At the visitor center, the ranger gave me a map. It was a nice color topographic printout from Google Maps, with the trails in orange, red… whatever color the trail markers were. She recommended the Bare Rock loop, which afforded a view of Greenwood Lake. “It’s four miles” she said.
I folded the 8.5” x 11” paper and stashed it in one of the pockets of my hydration pack. Four miles. So I could run Bare Rock, then loop around Sterling Lake, and make a decent day.
Setting out from the visitor center, I ran two-tenths of a mile through the woods to a road. Up the road, past houses and old mining structures. At the dead end, I went into the woods on the Bare Rock trail. The terrain close to the visitor center was crowded, but I had the woods to myself.
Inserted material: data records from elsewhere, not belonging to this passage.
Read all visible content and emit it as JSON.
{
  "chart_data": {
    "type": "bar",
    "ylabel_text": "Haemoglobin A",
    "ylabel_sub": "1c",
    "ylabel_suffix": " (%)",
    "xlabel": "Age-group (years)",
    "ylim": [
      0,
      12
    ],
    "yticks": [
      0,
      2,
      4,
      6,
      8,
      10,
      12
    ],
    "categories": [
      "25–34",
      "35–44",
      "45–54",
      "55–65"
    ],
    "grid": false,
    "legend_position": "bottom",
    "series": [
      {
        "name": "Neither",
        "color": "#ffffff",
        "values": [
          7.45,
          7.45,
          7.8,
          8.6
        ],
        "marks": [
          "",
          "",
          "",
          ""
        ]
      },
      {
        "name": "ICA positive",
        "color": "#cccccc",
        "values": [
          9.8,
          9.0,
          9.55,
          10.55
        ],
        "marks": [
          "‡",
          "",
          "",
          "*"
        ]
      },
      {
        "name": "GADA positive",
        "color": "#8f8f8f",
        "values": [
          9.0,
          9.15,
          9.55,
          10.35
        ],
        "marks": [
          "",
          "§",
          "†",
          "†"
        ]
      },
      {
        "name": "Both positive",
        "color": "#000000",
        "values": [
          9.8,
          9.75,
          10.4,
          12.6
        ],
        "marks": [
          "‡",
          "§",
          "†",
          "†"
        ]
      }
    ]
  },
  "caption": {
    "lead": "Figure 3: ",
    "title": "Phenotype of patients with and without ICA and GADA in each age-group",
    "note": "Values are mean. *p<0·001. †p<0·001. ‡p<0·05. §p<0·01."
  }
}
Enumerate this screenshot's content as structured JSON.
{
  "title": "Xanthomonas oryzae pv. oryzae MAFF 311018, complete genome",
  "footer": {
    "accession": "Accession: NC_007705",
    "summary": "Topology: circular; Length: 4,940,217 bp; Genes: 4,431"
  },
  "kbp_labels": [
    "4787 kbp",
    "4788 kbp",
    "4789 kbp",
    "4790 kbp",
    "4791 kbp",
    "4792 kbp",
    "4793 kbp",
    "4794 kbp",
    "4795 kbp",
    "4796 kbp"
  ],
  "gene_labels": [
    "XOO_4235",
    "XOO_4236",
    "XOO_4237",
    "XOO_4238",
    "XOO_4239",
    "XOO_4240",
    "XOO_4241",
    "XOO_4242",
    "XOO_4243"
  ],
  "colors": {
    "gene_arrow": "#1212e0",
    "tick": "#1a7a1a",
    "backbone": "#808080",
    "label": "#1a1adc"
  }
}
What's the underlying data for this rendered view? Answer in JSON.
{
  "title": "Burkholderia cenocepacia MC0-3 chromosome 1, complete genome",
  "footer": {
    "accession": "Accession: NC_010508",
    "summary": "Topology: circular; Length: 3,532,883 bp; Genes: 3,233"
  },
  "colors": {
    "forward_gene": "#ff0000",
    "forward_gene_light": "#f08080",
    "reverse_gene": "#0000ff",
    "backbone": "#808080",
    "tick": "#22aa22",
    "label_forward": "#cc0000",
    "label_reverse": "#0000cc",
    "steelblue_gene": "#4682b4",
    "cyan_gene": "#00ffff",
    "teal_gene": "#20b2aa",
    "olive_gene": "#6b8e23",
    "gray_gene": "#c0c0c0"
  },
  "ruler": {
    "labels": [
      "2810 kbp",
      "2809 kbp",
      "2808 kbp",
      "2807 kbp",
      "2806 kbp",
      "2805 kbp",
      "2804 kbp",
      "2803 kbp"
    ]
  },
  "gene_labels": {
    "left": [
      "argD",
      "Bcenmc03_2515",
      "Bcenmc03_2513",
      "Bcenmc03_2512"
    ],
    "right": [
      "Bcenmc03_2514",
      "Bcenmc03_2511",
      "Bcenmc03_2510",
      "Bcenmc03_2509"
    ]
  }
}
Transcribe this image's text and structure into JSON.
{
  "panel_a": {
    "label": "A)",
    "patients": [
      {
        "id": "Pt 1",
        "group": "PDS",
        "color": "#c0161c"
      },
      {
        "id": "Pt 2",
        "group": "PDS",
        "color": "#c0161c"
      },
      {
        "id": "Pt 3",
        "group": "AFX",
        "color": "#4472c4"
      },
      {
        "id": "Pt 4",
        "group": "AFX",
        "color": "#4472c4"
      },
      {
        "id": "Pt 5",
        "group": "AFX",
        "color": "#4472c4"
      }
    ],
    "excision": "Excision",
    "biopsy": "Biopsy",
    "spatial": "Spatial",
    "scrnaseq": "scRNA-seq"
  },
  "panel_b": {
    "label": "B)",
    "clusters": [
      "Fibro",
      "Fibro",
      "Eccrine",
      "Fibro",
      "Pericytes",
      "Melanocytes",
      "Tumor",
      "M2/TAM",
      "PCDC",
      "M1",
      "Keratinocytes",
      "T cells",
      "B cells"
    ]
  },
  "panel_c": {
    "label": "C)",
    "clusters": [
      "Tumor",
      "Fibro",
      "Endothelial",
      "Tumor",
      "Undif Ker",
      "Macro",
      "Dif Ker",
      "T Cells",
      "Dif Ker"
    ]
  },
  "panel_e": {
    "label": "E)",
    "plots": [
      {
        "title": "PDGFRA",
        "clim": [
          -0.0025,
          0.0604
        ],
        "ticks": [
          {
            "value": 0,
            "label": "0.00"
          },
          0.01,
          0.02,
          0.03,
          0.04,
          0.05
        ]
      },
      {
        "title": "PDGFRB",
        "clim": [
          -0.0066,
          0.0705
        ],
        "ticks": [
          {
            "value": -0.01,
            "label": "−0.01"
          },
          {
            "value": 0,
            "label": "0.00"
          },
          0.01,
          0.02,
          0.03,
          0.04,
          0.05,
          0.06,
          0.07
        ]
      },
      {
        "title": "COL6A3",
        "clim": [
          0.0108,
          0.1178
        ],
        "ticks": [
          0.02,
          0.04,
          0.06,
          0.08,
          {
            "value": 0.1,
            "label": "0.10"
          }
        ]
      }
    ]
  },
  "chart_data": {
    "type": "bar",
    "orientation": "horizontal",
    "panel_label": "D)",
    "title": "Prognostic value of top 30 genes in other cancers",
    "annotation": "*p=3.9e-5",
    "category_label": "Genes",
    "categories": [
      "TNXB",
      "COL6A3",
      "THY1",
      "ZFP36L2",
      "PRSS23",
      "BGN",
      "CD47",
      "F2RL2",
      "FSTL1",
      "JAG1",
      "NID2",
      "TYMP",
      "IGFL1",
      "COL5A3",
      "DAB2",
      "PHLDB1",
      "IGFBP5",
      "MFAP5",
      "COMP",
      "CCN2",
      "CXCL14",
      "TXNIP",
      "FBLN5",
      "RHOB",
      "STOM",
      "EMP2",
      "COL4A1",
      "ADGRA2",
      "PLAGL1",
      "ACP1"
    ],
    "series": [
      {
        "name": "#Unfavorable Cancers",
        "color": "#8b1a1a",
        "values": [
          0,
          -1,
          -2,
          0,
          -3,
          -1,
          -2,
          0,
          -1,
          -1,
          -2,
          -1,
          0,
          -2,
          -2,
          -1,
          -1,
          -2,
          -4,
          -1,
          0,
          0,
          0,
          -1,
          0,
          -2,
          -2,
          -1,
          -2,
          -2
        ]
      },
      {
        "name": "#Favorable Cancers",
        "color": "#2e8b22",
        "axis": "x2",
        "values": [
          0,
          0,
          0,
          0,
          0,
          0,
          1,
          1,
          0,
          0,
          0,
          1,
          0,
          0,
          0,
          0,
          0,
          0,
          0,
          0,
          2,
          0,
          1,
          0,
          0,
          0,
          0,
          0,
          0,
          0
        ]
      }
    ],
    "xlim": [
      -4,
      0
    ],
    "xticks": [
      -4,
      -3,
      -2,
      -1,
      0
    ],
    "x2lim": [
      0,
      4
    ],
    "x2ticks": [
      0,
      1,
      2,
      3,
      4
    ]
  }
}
The woods and terrain here are similar to Wildcat Ridge, Farny State Park, and Bearfort Ridge on my side of the state line. Lots of hardwood forest, punctuated by hemlocks here and there. The occasional glacial erratic, trails that ranged from runnable to technical. Mining started in the 1840s, later than at Wildcat Ridge.
Bare Rock is a steady climb, intersecting along the way with other trails. At one intersection, I stopped to check the map to see how far out I’d run.
The map was gone. It must have fallen out when I stopped to tighten my shoelaces. Uh, Salomon? The speed lace system works great on nordic ski boots. On trail shoes, not so much.
So: unfamiliar territory, no map, no headlamp, compass, or emergency blanket… just a liter and a half of sports drink and two extra layers. The smart money would have turned back, but I’d started at 11:30 and already gone a mile and a half out of four. Bare Rock had been a big orange loop on the map, and I was running it counterclockwise. Then you link up with the Fire Tower Trail, and back to the car you go. I decided to take the plunge and keep moving ahead.
Up, up, up. Never brutally steep, but a steady climb. At around three and a half miles, I diverted to the eponymous rock outcropping overlooking Greenwood Lake. Did the ranger miscommunicate, or had I not been listening? Whatever, Bare Rock was gonna be noticeably longer than four miles. Meanwhile, the scene at Greenwood Lake is jarring juxtaposition. The Appalachian Trail was on the ridge above the lake. On the shoreline, houses and marinas sat cheek by jowl.
After grokking the view and memorializing it via camera, I climbed back to the Bare Rock Trail. Settling in for a taste of the unknown, both in terms of new place and no reference points. After another half mile, the trail wended downhill. Eventually I got to a junction with a connector that took me to a beaver pond and an unpleasant encounter with an unleashed German shepherd. It might be time to resume packing pepper spray.
The connector wound around the beaver pond to the Fire Tower trail, and I knew I was in the home stretch. Just so you know you’re in the northeast, Fire Tower includes two stiff technical climbs straight up the fall line. The second one topped out with the fire tower, which I skipped. From there, the trail became a truck road at a reasonable downhill grade. Back to the road, back to the visitor center. It was eight miles by the time I reached the shooting brake.
All in, a good day. Well marked trails and my memory of the lost map allowed me to dodge a bullet. That’s not something I’d try in for example, Harriman State park, where I always manage to get turned around. If you haven’t been to Sterling Forest, it’s worth the trip.